Law & Order: Vendetta (2004)
Season 14, Episode 21
Sing Sing: Not A Rose Garden.
10 October 2011
Warning: Spoilers
A man recently released from the pen after many years bashes another guy's head in during a bar room brawl. His lawyer -- a kind of Barry Schenk -- claims that if the killer hadn't spent so much time in the slams he wouldn't have developed this violent reflex.

The case gets complicated when it develops that the defendant was framed for the earlier crime by a cop who wanted to see justice done. In other words, the defendant seems guilty of the murder only because he was unjustly sent up the river years earlier. Survival in Sing Sing depends on the ability to quickly defend one's self without thinking. Therefore, how can it be his fault? It's an interesting question. The writers weasel out of answering it by exposing the defendant's history of violence prior to his conviction for the earlier crime.

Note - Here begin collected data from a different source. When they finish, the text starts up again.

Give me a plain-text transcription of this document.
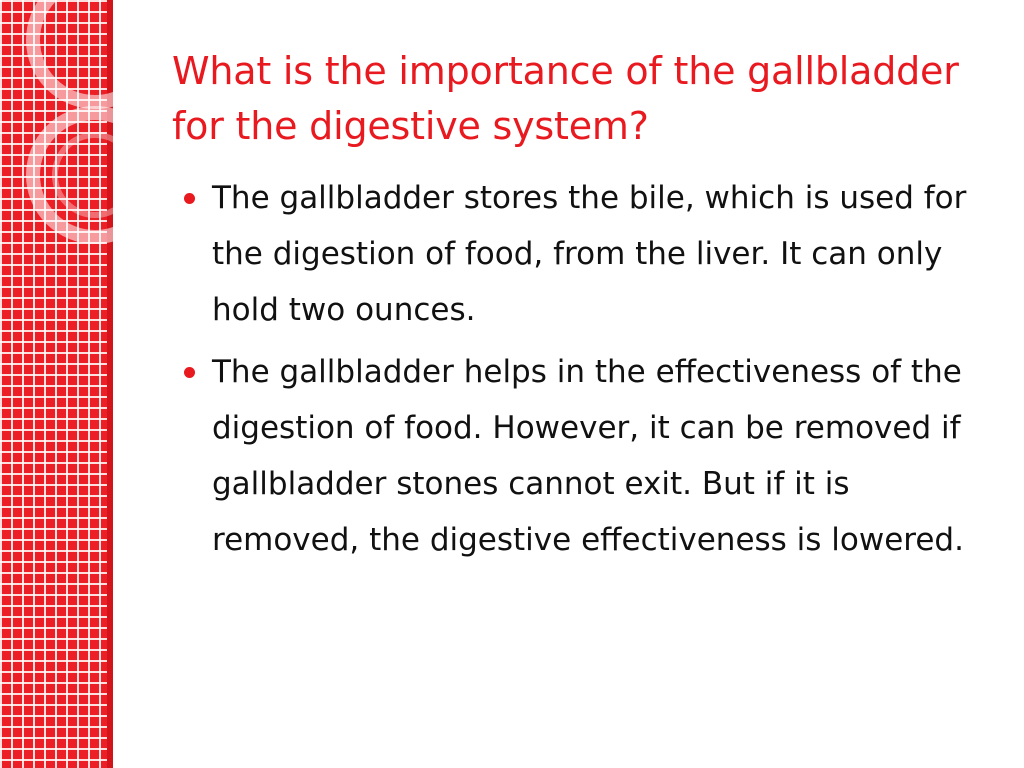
What is the importance of the gallbladder for the digestive system?
The gallbladder stores the bile, which is used for the digestion of food, from the liver. It can only hold two ounces.
The gallbladder helps in the effectiveness of the digestion of food. However, it can be removed if gallbladder stones cannot exit. But if it is removed, the digestive effectiveness is lowered.
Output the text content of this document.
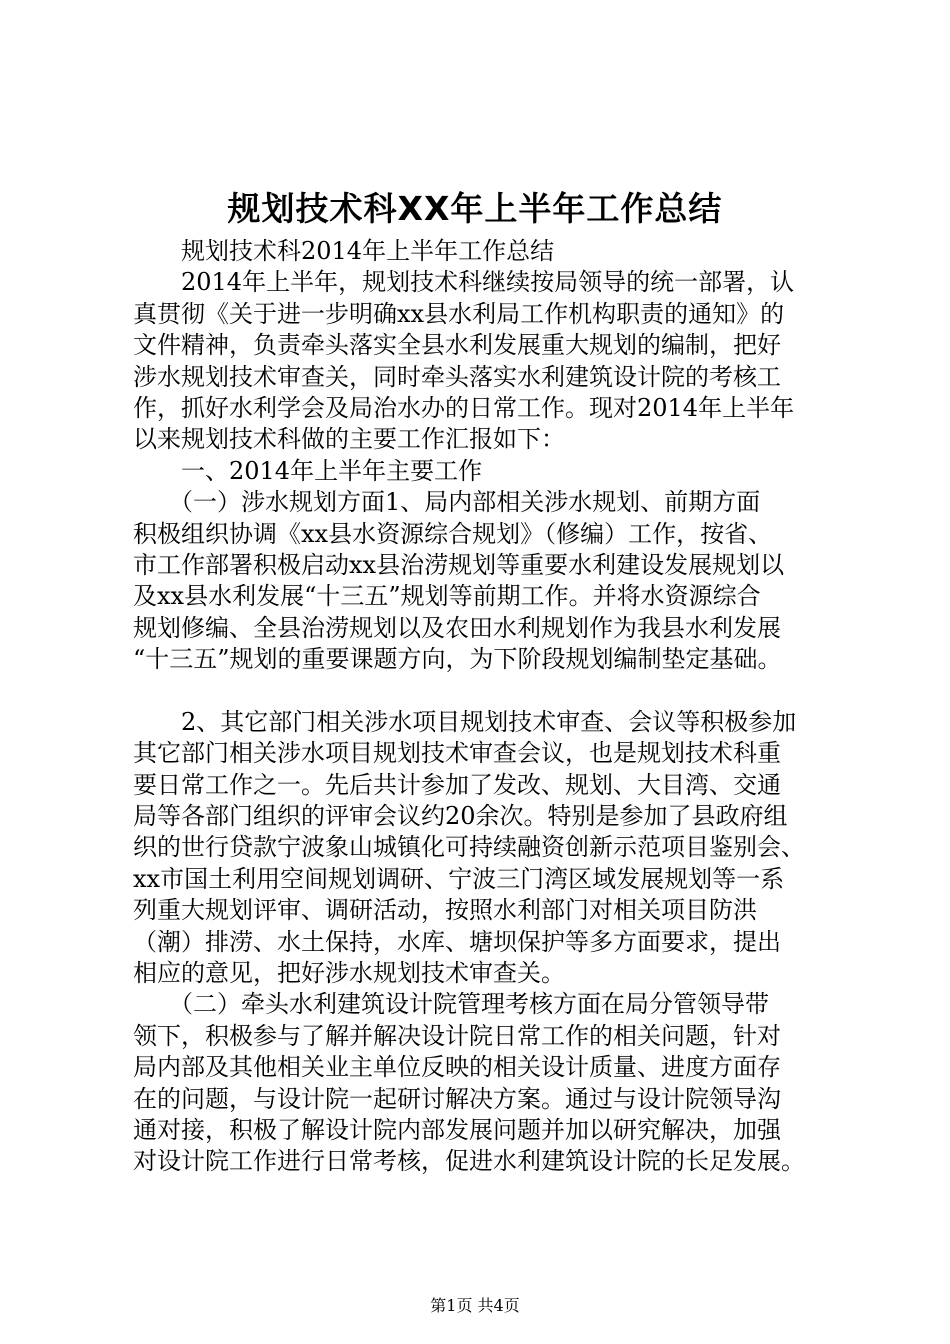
规划技术科XX年上半年工作总结
　　规划技术科2014年上半年工作总结
　　2014年上半年，规划技术科继续按局领导的统一部署，认
真贯彻《关于进一步明确xx县水利局工作机构职责的通知》的
文件精神，负责牵头落实全县水利发展重大规划的编制，把好
涉水规划技术审查关，同时牵头落实水利建筑设计院的考核工
作，抓好水利学会及局治水办的日常工作。现对2014年上半年
以来规划技术科做的主要工作汇报如下：
　　一、2014年上半年主要工作
　　（一）涉水规划方面1、局内部相关涉水规划、前期方面
积极组织协调《xx县水资源综合规划》（修编）工作，按省、
市工作部署积极启动xx县治涝规划等重要水利建设发展规划以
及xx县水利发展“十三五”规划等前期工作。并将水资源综合
规划修编、全县治涝规划以及农田水利规划作为我县水利发展
“十三五”规划的重要课题方向，为下阶段规划编制垫定基础。
　　2、其它部门相关涉水项目规划技术审查、会议等积极参加
其它部门相关涉水项目规划技术审查会议，也是规划技术科重
要日常工作之一。先后共计参加了发改、规划、大目湾、交通
局等各部门组织的评审会议约20余次。特别是参加了县政府组
织的世行贷款宁波象山城镇化可持续融资创新示范项目鉴别会、
xx市国土利用空间规划调研、宁波三门湾区域发展规划等一系
列重大规划评审、调研活动，按照水利部门对相关项目防洪
（潮）排涝、水土保持，水库、塘坝保护等多方面要求，提出
相应的意见，把好涉水规划技术审查关。
　　（二）牵头水利建筑设计院管理考核方面在局分管领导带
领下，积极参与了解并解决设计院日常工作的相关问题，针对
局内部及其他相关业主单位反映的相关设计质量、进度方面存
在的问题，与设计院一起研讨解决方案。通过与设计院领导沟
通对接，积极了解设计院内部发展问题并加以研究解决，加强
对设计院工作进行日常考核，促进水利建筑设计院的长足发展。
第1页 共4页
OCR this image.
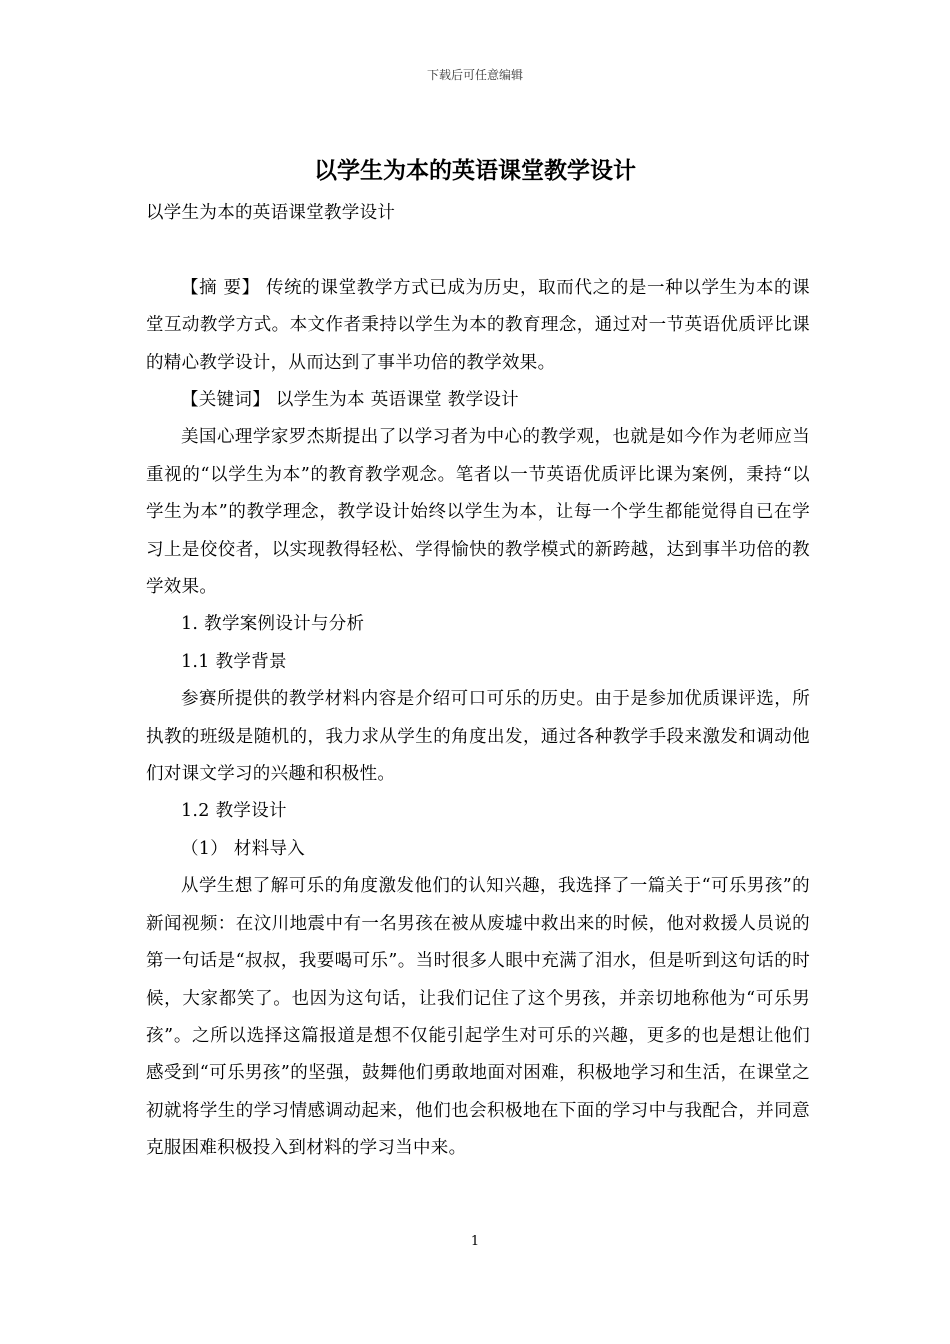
下载后可任意编辑
以学生为本的英语课堂教学设计

以学生为本的英语课堂教学设计

【摘 要】 传统的课堂教学方式已成为历史，取而代之的是一种以学生为本的课堂互动教学方式。本文作者秉持以学生为本的教育理念，通过对一节英语优质评比课的精心教学设计，从而达到了事半功倍的教学效果。

【关键词】 以学生为本 英语课堂 教学设计

美国心理学家罗杰斯提出了以学习者为中心的教学观，也就是如今作为老师应当重视的“以学生为本”的教育教学观念。笔者以一节英语优质评比课为案例，秉持“以学生为本”的教学理念，教学设计始终以学生为本，让每一个学生都能觉得自已在学习上是佼佼者，以实现教得轻松、学得愉快的教学模式的新跨越，达到事半功倍的教学效果。

1. 教学案例设计与分析

1.1 教学背景

参赛所提供的教学材料内容是介绍可口可乐的历史。由于是参加优质课评选，所执教的班级是随机的，我力求从学生的角度出发，通过各种教学手段来激发和调动他们对课文学习的兴趣和积极性。

1.2 教学设计

（1） 材料导入

从学生想了解可乐的角度激发他们的认知兴趣，我选择了一篇关于“可乐男孩”的新闻视频：在汶川地震中有一名男孩在被从废墟中救出来的时候，他对救援人员说的第一句话是“叔叔，我要喝可乐”。当时很多人眼中充满了泪水，但是听到这句话的时候，大家都笑了。也因为这句话，让我们记住了这个男孩，并亲切地称他为“可乐男孩”。之所以选择这篇报道是想不仅能引起学生对可乐的兴趣，更多的也是想让他们感受到“可乐男孩”的坚强，鼓舞他们勇敢地面对困难，积极地学习和生活，在课堂之初就将学生的学习情感调动起来，他们也会积极地在下面的学习中与我配合，并同意克服困难积极投入到材料的学习当中来。

1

In fact, they pin the guilt on him for a pre-pen murder.

It would be more interesting if the guy's pre-Sing Sing past had been pristine, but it would have been a tougher job for the writers to handle, with no satisfyingly neat ending in the offing.

The writers probably didn't know this but social psychologists studying what's called "personal space" -- that is, the invisible sheath around our bodies that we consider our own territory -- is larger in prison inmates than among civilians. If anyone wants to bother looking up this study of the "body buffer zone", the author is A. F. Kinzel and the article appeared in the American Journal of Psychiatry in 1970.

The cop who framed the defendant would be an interesting subject for a story himself, but I won't get into it here.